CLÁSICO AÑEJO, PASIONES INTERMINABLES

Sábado 4 de Abril, Guadalajara,Jalisco. Otra edición del clásico más añejo en el futbol mexicano se vivió en el estadio Jalisco. Atlas y Guadalajara se enfrentaron para dejar como resultado un empate por  la mínima y lleno de un sinfín de pasiones, emociones, gritos y sentimientos en sus aficionados pero más allá de eso, en los seguidores mexicanos del deporte más popular del mundo.

Dos equipos, una misma ciudad. Así, desde la fundación del Atlas en 1916, las rivalidades entre los aficionados de ambos guerreros no han parado. Las clases sociales fueron un elemento importante para que se consolidara como clásico pues los de clase media seguían a los rojiblancos y los de la “alta” preferían a los rojinegros.

En 1951, Atlas venció al Rebaño Sagrado en la penúltima jornada (torneos largos) y consiguió su primer y único título de liga. Desde entonces la ambición por ganar cada partido en que se enfrentaban fue creciendo.

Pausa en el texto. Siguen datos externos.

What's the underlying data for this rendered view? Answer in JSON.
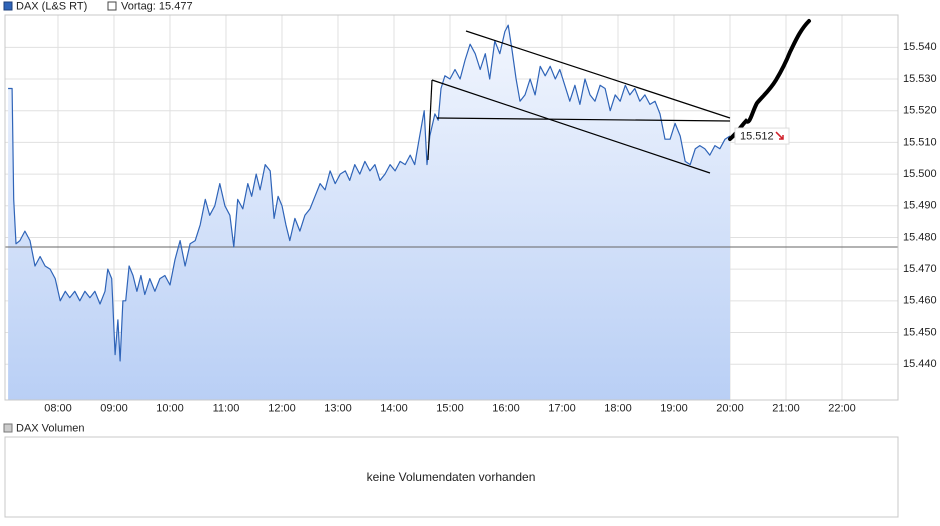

tubo-gomezOtro elemento que nutrió este clásico fueron los gritos que la afición rojinegra le propinó al portero de las Chivas, Jaime ‘Tubo’ Gómez, fue insultado durante gran parte del encuentro. Al ver que el partido era ganado por el Guadalajara fácilmente por 5-0, el ‘Tubo’ pidió una revista a alguien fuera del campo, se sentó junto a un poste de su portería y empezó a leerla en clara burla a los atlistas.

A partir de estos acontecimientos la Perla tapatía se dividió para apoyar a los guerreros rojiblancos y rojinegros.  Hoy, en el Clausura 2015 se volvieron a ver la cara y el estadio Jalisco fue testigo de su batalla por el orgullo. La pelota entró una vez a cada portería y fue a manos de Omar Bravo, por parte de la oncena Chiva y de Luis Nery Caballero, jugador atlista.

En las tribunas se vivió otro partido; las porras y los abucheos se hicieron presentes a lo largo del encuentro. La intensidad y las entradas fuertes no faltaron y el sazón se lo dieron los travesaños y postes, pues salvaron a ambos equipos en varias ocasiones.

Los porteros también fueron cruciales. Por un lado Federico Villar atajó un balón que pretendía clavarse en la portería rojinegra a manos de Carlos Fierro. Villar saltó, lo desvió y no pasó a mayores. Por otro lado, Luis Michel tuvo una actuación precisa salvando en más de 3 ocasiones al Rebaño Sagrado.

En el último minuto de compensación y producto de la intensidad del partido, el árbitro asistente marcó un penal a favor de los locales. Sin embargo, apareció el portero Chivista y silenció el gol en las tribunas rojinegras atajando el balón con una mano pues el tiro fue lento.

Llegó el silbatazo final pero los ánimos seguían alborotados y José Manuel de la Torre puso mano dura y se llevó a todos los jugadores rojiblancos a los vestidores para evitar algún enfrentamiento o expulsiones.

Así, una vez más las emociones en la Perla Tapatía se vivieron al máximo y aunque el clásico tapatío sea el más añejo de la historia del futbol mexicano, las pasiones son interminables.